The setting of the old index has enabled me to execute termvector and mtermvector API's. I don't want to hit too many requests to Elasticsearch server in a short amount of time so I am going with mtermvectors python API. I am trying to get termvectors of 25 documents by passing id's of 25 documents.
Sample HTTP URL after calling mtermvector API in python
http://*servername*/elastic/*indexname*/article/_mtermvectors?offsets=false&fields=plain_text&ids=608467%2C608469%2C608473%2C608475%2C608477%2C608482%2C608485%2C608492%2C608498%2C608504%2C608509%2C608511%2C608520%2C608522%2C608528%2C608530%2C608541%2C608549%2C608562%2C608570%2C608573%2C608576%2C608577%2C608579%2C608585&field_statistics=true&term_statistics=true&payloads=false&positions=false
Some times I am getting expected response but most of the times I am getting the following error:
Proxy Error
The proxy server received an invalid response from an upstream server.

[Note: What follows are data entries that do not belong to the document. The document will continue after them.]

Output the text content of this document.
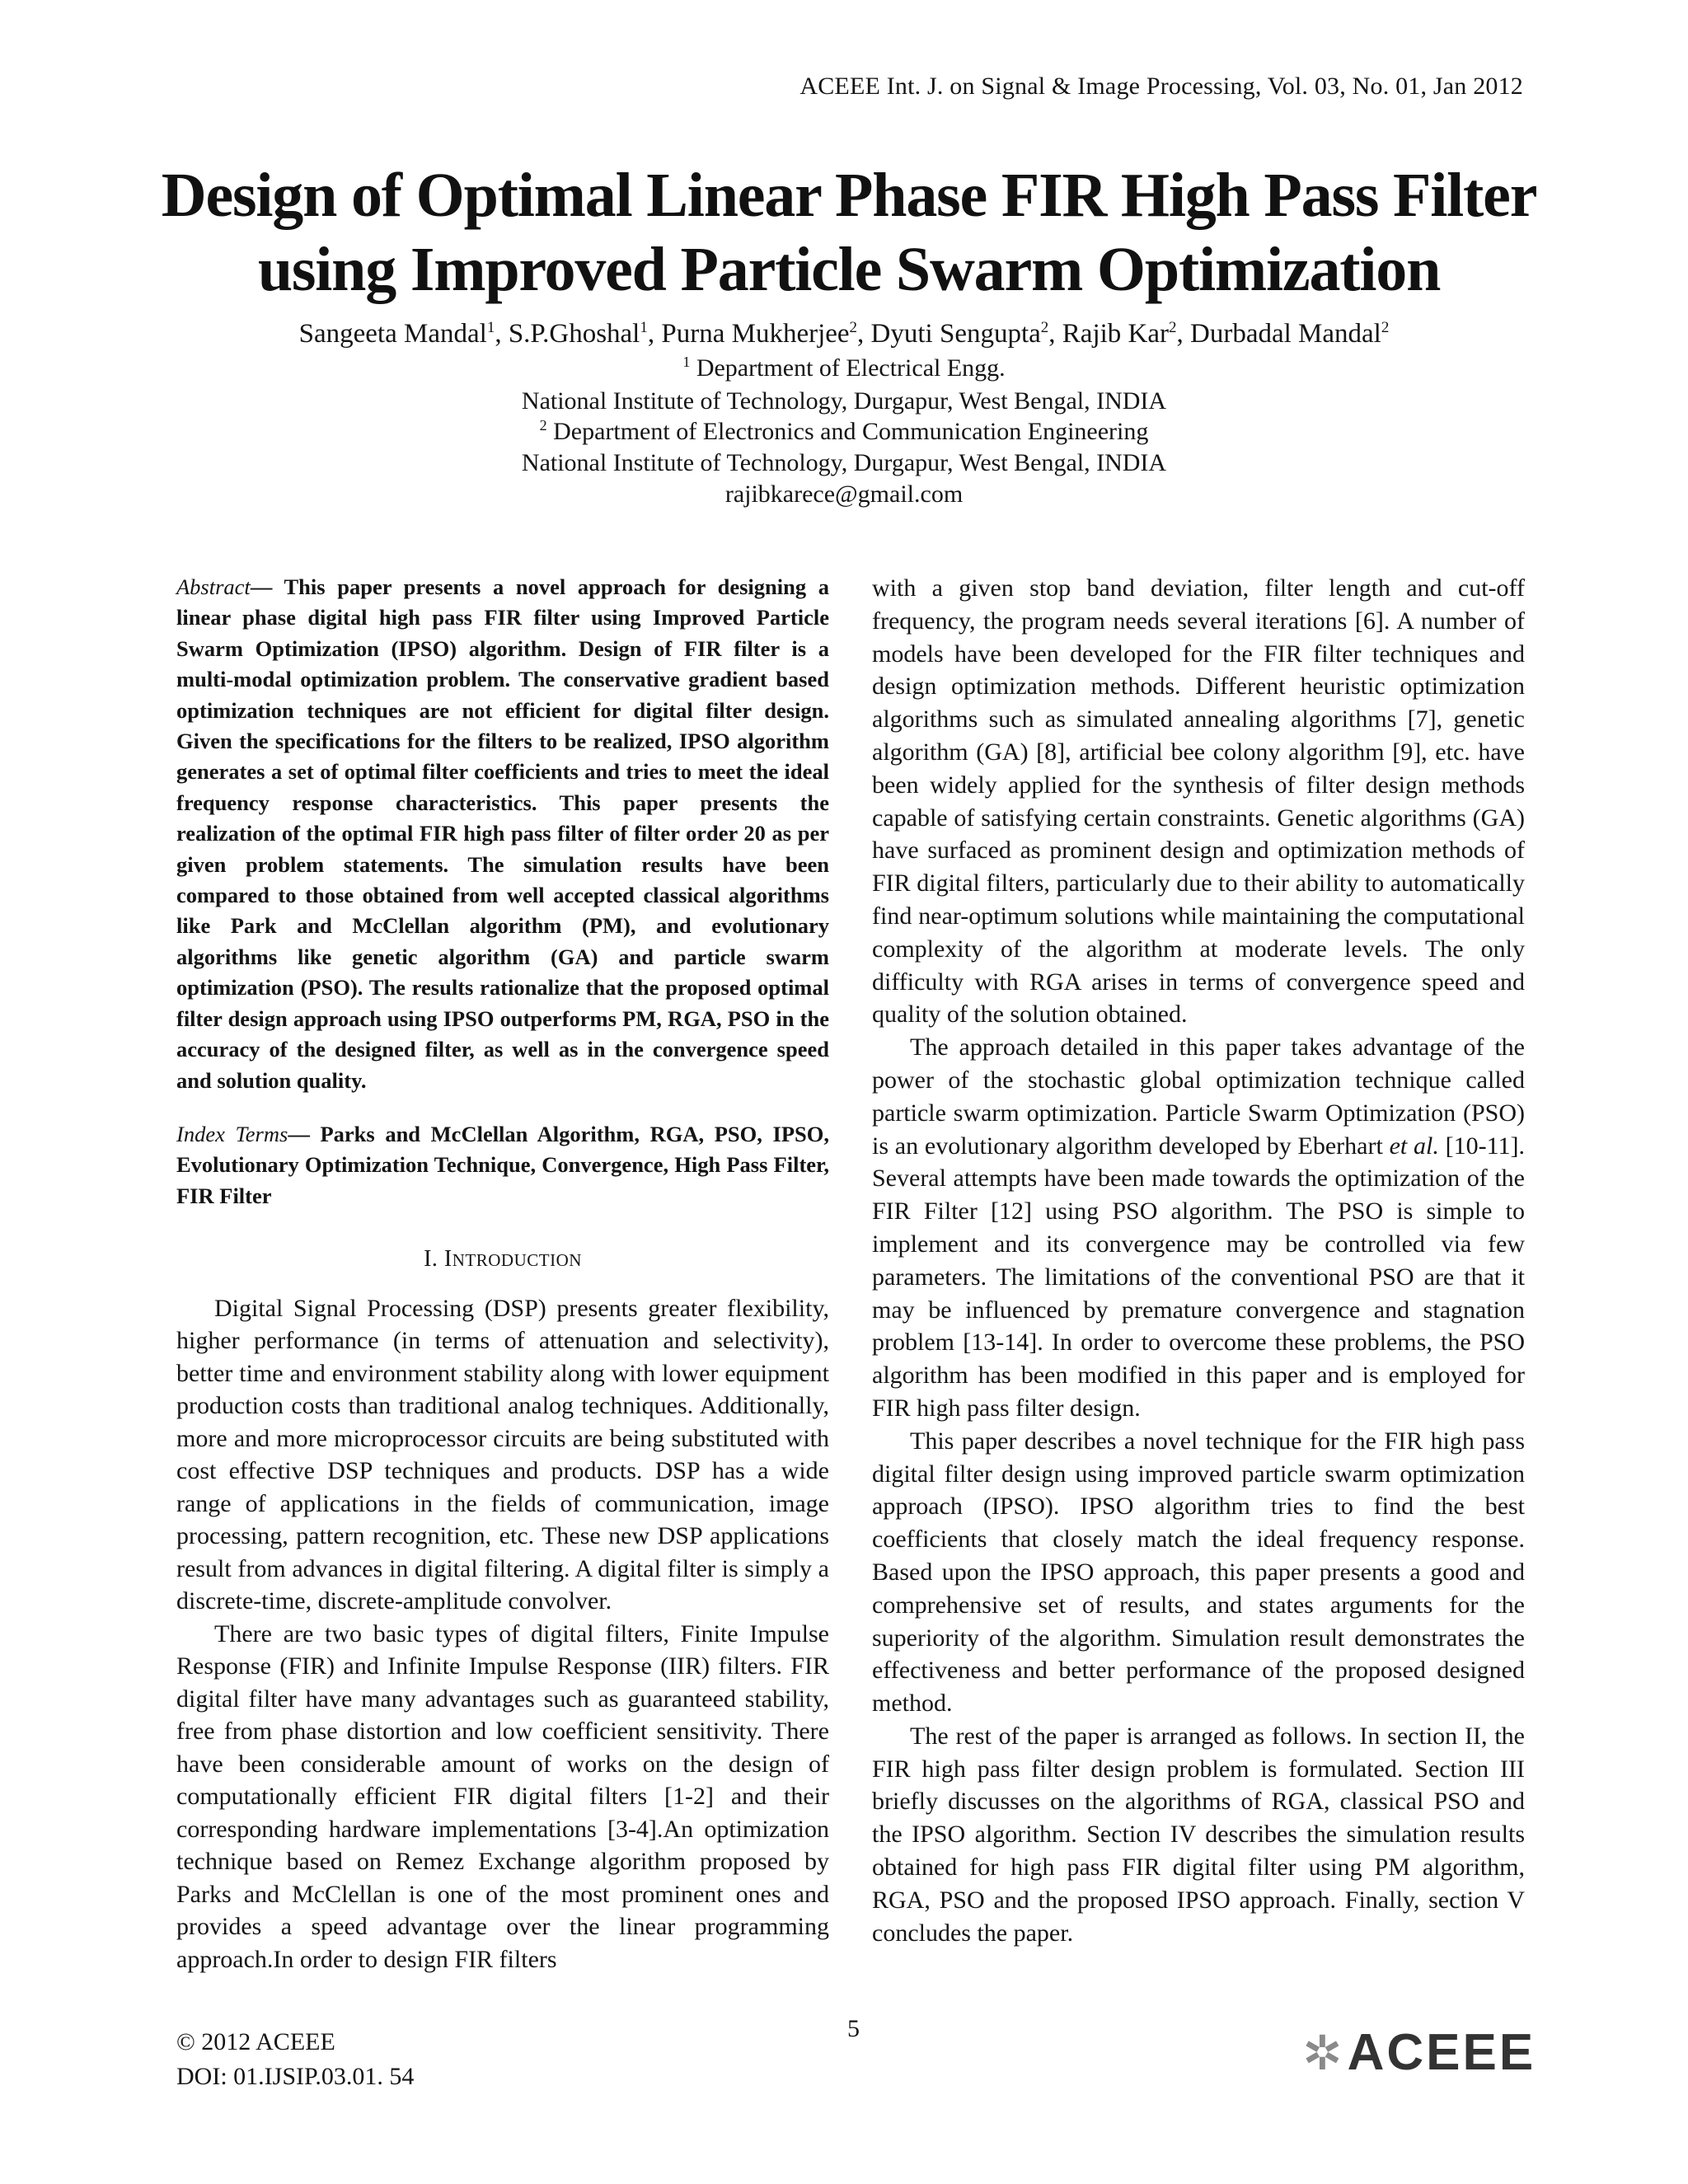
ACEEE Int. J. on Signal & Image Processing, Vol. 03, No. 01, Jan 2012
Design of Optimal Linear Phase FIR High Pass Filter
using Improved Particle Swarm Optimization
Sangeeta Mandal$^1$, S.P.Ghoshal$^1$, Purna Mukherjee$^2$, Dyuti Sengupta$^2$, Rajib Kar$^2$, Durbadal Mandal$^2$
$^1$ Department of Electrical Engg.
National Institute of Technology, Durgapur, West Bengal, INDIA
$^2$ Department of Electronics and Communication Engineering
National Institute of Technology, Durgapur, West Bengal, INDIA
rajibkarece@gmail.com

Abstract— This paper presents a novel approach for designing a linear phase digital high pass FIR filter using Improved Particle Swarm Optimization (IPSO) algorithm. Design of FIR filter is a multi-modal optimization problem. The conservative gradient based optimization techniques are not efficient for digital filter design. Given the specifications for the filters to be realized, IPSO algorithm generates a set of optimal filter coefficients and tries to meet the ideal frequency response characteristics. This paper presents the realization of the optimal FIR high pass filter of filter order 20 as per given problem statements. The simulation results have been compared to those obtained from well accepted classical algorithms like Park and McClellan algorithm (PM), and evolutionary algorithms like genetic algorithm (GA) and particle swarm optimization (PSO). The results rationalize that the proposed optimal filter design approach using IPSO outperforms PM, RGA, PSO in the accuracy of the designed filter, as well as in the convergence speed and solution quality.

Index Terms— Parks and McClellan Algorithm, RGA, PSO, IPSO, Evolutionary Optimization Technique, Convergence, High Pass Filter, FIR Filter

I. INTRODUCTION

Digital Signal Processing (DSP) presents greater flexibility, higher performance (in terms of attenuation and selectivity), better time and environment stability along with lower equipment production costs than traditional analog techniques. Additionally, more and more microprocessor circuits are being substituted with cost effective DSP techniques and products. DSP has a wide range of applications in the fields of communication, image processing, pattern recognition, etc. These new DSP applications result from advances in digital filtering. A digital filter is simply a discrete-time, discrete-amplitude convolver.

There are two basic types of digital filters, Finite Impulse Response (FIR) and Infinite Impulse Response (IIR) filters. FIR digital filter have many advantages such as guaranteed stability, free from phase distortion and low coefficient sensitivity. There have been considerable amount of works on the design of computationally efficient FIR digital filters [1-2] and their corresponding hardware implementations [3-4].An optimization technique based on Remez Exchange algorithm proposed by Parks and McClellan is one of the most prominent ones and provides a speed advantage over the linear programming approach.In order to design FIR filters

with a given stop band deviation, filter length and cut-off frequency, the program needs several iterations [6]. A number of models have been developed for the FIR filter techniques and design optimization methods. Different heuristic optimization algorithms such as simulated annealing algorithms [7], genetic algorithm (GA) [8], artificial bee colony algorithm [9], etc. have been widely applied for the synthesis of filter design methods capable of satisfying certain constraints. Genetic algorithms (GA) have surfaced as prominent design and optimization methods of FIR digital filters, particularly due to their ability to automatically find near-optimum solutions while maintaining the computational complexity of the algorithm at moderate levels. The only difficulty with RGA arises in terms of convergence speed and quality of the solution obtained.

The approach detailed in this paper takes advantage of the power of the stochastic global optimization technique called particle swarm optimization. Particle Swarm Optimization (PSO) is an evolutionary algorithm developed by Eberhart et al. [10-11]. Several attempts have been made towards the optimization of the FIR Filter [12] using PSO algorithm. The PSO is simple to implement and its convergence may be controlled via few parameters. The limitations of the conventional PSO are that it may be influenced by premature convergence and stagnation problem [13-14]. In order to overcome these problems, the PSO algorithm has been modified in this paper and is employed for FIR high pass filter design.

This paper describes a novel technique for the FIR high pass digital filter design using improved particle swarm optimization approach (IPSO). IPSO algorithm tries to find the best coefficients that closely match the ideal frequency response. Based upon the IPSO approach, this paper presents a good and comprehensive set of results, and states arguments for the superiority of the algorithm. Simulation result demonstrates the effectiveness and better performance of the proposed designed method.

The rest of the paper is arranged as follows. In section II, the FIR high pass filter design problem is formulated. Section III briefly discusses on the algorithms of RGA, classical PSO and the IPSO algorithm. Section IV describes the simulation results obtained for high pass FIR digital filter using PM algorithm, RGA, PSO and the proposed IPSO approach. Finally, section V concludes the paper.

5
© 2012 ACEEE
DOI: 01.IJSIP.03.01. 54	✲ ACEEE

The proxy server could not handle the request GET /elastic/*indexname*/article/_mtermvectors.
Reason: Error reading from remote server
Index setting and mapping
{
"settings": {
"analysis": {
"analyzer": {
"shingleAnalyzer": {
"tokenizer": "letter_tokenizer",
"filter": [
"lowercase",
"custom_stop",
"custom_shingle",
"custom_stemmer",
"length_filter"
]
}
},
"filter": {
"custom_stemmer": {
"type": "stemmer",
"name": "english"
},
"custom_stop": {
"type": "stop",
"stopwords": "_english_"
},
"custom_shingle": {
"type": "shingle",
"min_shingle_size": "2",
"max_shingle_size": "4",
"filler_token":""
},
"length_filter": {
"type": "length",
"min": 2
}
},
"tokenizer": {
"letter_tokenizer": {
"type": "letter"
}
}
}
},
"mappings": {
"properties": {"article_id":{"type": "text"},
"plain_text": {
"term_vector": "with_positions_offsets_payloads",
"store": true,
"analyzer": "shingleAnalyzer",
"type": "text",
"fields": {
"keyword": {
"type": "keyword",
"ignore_above": 256
}
}
}
}
}
}
I don't think there is any problem with this setting and mapping as sometimes I am getting expected response.
Please let me know if you need more information from my side. Any help will be appreciated.